Experten zeichnen im Abendblatt ihre Visionen für Deutschland und Hamburg: spätere Rente, Vollbeschäftigung und deutlich mehr Leiharbeiter.

Hamburg. Es war eine erschreckende Zahl: Fünf Millionen Arbeitslose sagten Experten vor wenigen Jahren als Folge der Weltwirtschaftskrise für Deutschland voraus. Doch es kam anders. Nur rund drei Millionen Bundesbürger sind derzeit ohne Job. Viele Deutsche gönnen sich etwas, geben mehr Geld aus als früher. Für die Unternehmen ist das ein Glücksfall. Denn durch die Konsumlust bleibt die deutsche Wirtschaft auf Wachstumskurs, ist Musterknabe in der ökonomisch schwächelnden Euro-Zone. Der robuste Arbeitsmarkt erweist sich als ein Stützpfeiler - doch in den kommenden Jahren drohen ganz andere Probleme. Was für das Jahr 2010 im Überfluss erwartet worden war - nämlich Arbeitskräfte - soll 20 Jahre später zum Mangel werden. Experten gehen davon aus, dass 2030 rund fünf Millionen Fachkräfte fehlen werden. Besonders brisant dürfte sich die Situation im Dienstleistungssektor darstellen. Etwa vier Millionen Stellen sollen dann unbesetzt sein, davon eine Million im Gesundheits- und Sozialbereich, heißt es in einer Studie des Forschungsinstituts Prognos.

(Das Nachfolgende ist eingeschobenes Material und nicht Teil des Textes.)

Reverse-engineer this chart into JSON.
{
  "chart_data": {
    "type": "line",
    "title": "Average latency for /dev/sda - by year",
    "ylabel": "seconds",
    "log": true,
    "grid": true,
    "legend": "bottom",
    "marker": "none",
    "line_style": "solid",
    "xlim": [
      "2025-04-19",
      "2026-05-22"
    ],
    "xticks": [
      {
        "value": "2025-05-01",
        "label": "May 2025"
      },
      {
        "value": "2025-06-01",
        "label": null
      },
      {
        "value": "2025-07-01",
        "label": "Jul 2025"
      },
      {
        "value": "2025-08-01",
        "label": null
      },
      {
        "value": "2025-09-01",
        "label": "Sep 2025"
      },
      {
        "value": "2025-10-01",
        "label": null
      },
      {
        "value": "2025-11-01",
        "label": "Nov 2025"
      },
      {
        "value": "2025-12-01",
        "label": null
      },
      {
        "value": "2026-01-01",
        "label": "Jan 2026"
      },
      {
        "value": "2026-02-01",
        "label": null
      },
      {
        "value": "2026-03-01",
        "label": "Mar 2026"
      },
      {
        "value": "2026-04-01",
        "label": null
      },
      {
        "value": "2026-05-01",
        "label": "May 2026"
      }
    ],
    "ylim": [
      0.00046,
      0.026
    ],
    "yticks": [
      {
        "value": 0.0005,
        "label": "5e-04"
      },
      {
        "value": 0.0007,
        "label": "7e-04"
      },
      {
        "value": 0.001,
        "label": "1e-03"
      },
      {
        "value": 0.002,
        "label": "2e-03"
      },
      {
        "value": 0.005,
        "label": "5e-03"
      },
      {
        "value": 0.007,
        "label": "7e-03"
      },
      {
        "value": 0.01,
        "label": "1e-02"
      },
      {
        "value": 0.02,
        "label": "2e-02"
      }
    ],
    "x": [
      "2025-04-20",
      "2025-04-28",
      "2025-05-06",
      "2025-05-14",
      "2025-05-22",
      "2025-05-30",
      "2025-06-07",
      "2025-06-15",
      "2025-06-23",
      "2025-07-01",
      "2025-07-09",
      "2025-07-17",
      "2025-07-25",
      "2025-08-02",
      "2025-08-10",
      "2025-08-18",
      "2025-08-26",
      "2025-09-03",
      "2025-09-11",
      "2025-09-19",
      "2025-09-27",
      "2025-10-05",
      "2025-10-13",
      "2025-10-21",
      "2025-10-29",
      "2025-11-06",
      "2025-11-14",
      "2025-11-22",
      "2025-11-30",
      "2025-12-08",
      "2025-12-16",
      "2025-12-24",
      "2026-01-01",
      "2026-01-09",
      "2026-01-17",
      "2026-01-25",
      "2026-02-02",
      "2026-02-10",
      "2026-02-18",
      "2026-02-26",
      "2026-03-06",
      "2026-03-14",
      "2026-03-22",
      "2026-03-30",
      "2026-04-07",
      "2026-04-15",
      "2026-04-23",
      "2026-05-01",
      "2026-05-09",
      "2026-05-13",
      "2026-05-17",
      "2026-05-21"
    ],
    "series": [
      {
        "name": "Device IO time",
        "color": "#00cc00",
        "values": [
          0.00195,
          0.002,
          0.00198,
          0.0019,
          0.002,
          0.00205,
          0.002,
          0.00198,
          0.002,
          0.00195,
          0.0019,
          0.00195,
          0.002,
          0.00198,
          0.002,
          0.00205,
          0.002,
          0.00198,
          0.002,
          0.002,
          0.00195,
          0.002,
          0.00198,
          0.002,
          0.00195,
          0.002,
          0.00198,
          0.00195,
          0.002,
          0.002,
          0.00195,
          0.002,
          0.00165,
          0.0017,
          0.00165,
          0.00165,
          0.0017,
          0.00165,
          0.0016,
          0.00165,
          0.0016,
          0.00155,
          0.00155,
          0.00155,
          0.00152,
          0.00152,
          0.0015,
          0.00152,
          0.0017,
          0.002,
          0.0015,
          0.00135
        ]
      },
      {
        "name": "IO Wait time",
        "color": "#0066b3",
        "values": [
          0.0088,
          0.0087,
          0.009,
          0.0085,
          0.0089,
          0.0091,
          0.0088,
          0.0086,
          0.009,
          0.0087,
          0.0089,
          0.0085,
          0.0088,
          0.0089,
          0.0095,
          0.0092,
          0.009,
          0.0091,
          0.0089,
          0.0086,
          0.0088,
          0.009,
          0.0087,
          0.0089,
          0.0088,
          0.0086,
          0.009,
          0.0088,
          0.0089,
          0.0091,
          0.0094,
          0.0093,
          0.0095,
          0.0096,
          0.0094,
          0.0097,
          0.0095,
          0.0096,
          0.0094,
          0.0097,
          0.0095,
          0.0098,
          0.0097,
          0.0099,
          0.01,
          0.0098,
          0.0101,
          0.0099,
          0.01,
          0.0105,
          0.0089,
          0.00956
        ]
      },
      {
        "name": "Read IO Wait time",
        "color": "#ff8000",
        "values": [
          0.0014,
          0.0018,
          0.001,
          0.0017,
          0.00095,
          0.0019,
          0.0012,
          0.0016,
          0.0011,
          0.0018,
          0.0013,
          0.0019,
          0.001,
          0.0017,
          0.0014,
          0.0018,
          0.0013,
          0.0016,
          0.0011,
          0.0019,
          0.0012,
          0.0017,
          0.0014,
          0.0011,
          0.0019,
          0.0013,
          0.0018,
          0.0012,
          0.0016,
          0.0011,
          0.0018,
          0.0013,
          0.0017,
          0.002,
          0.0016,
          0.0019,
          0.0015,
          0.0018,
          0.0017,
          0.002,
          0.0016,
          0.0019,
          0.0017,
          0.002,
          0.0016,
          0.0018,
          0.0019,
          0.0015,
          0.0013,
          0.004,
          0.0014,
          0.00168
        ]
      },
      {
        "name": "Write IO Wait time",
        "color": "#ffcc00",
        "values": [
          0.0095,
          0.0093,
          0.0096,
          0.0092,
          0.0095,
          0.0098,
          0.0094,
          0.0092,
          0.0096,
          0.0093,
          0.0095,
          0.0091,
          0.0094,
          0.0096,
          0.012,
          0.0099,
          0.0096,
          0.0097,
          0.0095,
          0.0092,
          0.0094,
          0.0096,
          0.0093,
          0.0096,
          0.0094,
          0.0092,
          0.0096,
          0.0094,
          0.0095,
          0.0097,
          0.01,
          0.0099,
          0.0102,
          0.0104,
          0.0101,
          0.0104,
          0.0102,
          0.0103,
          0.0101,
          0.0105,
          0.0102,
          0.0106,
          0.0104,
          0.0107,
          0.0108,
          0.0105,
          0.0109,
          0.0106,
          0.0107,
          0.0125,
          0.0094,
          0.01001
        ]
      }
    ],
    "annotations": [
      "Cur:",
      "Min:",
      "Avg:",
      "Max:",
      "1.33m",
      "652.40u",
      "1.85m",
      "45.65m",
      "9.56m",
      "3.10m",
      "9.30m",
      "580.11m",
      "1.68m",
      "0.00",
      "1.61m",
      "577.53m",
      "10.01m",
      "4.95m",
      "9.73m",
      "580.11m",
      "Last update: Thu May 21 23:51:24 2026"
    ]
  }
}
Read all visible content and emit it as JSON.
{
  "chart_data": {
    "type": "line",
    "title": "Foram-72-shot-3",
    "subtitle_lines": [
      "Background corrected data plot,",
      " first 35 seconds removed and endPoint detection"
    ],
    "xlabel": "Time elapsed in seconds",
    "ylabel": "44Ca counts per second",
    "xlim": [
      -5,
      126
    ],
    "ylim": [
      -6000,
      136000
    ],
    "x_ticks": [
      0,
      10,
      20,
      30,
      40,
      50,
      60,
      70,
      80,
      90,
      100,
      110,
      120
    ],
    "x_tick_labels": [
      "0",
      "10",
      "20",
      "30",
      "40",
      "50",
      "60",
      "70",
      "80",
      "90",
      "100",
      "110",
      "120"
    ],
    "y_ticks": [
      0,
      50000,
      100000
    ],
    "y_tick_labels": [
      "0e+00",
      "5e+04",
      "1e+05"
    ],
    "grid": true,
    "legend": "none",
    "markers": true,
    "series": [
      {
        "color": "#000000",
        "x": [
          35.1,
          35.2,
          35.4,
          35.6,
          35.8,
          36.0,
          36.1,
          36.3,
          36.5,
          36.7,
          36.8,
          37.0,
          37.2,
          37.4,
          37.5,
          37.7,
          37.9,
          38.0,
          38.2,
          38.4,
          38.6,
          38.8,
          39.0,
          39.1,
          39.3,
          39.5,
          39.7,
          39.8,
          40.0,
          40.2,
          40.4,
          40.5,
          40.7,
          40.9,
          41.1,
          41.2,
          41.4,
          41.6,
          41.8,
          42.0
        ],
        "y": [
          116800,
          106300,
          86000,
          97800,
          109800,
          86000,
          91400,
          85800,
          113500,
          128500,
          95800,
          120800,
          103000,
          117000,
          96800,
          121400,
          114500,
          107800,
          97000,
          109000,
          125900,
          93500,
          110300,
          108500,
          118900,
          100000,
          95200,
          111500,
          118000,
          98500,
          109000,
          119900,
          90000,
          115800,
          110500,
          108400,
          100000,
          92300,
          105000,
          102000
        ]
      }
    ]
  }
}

Der Arbeitsmarkt steht vor einem Umbruch. Verbringen die Deutschen mehr Zeit im Beruf? Wie entwickeln sich die Löhne? Welche Branchen werden wachsen? Und wie schneidet Hamburg ab? Das Abendblatt sprach mit Experten über die Beschäftigungssituation 2030. Die Ergebnisse:

Deutschland vergreist

Derzeit leben in der Bundesrepublik fast 50 Millionen Menschen zwischen 20 und 64 Jahren. 2030 werden es fast acht Millionen weniger sein. Da wird es eng, alle Jobs zu besetzen. "Wir werden Vollbeschäftigung haben", sagt Professor Klaus Zimmermann, Direktor des Instituts zur Zukunft der Arbeit in Bonn. "Die Arbeitslosigkeit wird zwischen vier und fünf Prozent liegen." Weniger ist in modernen Volkswirtschaften kaum möglich. Denn es gibt immer Personen, die beispielsweise gerade den Arbeitgeber wechseln, wegen Krankheit nicht zu vermitteln sind oder deren Qualifikationen nicht auf die gesuchten Jobprofile passen.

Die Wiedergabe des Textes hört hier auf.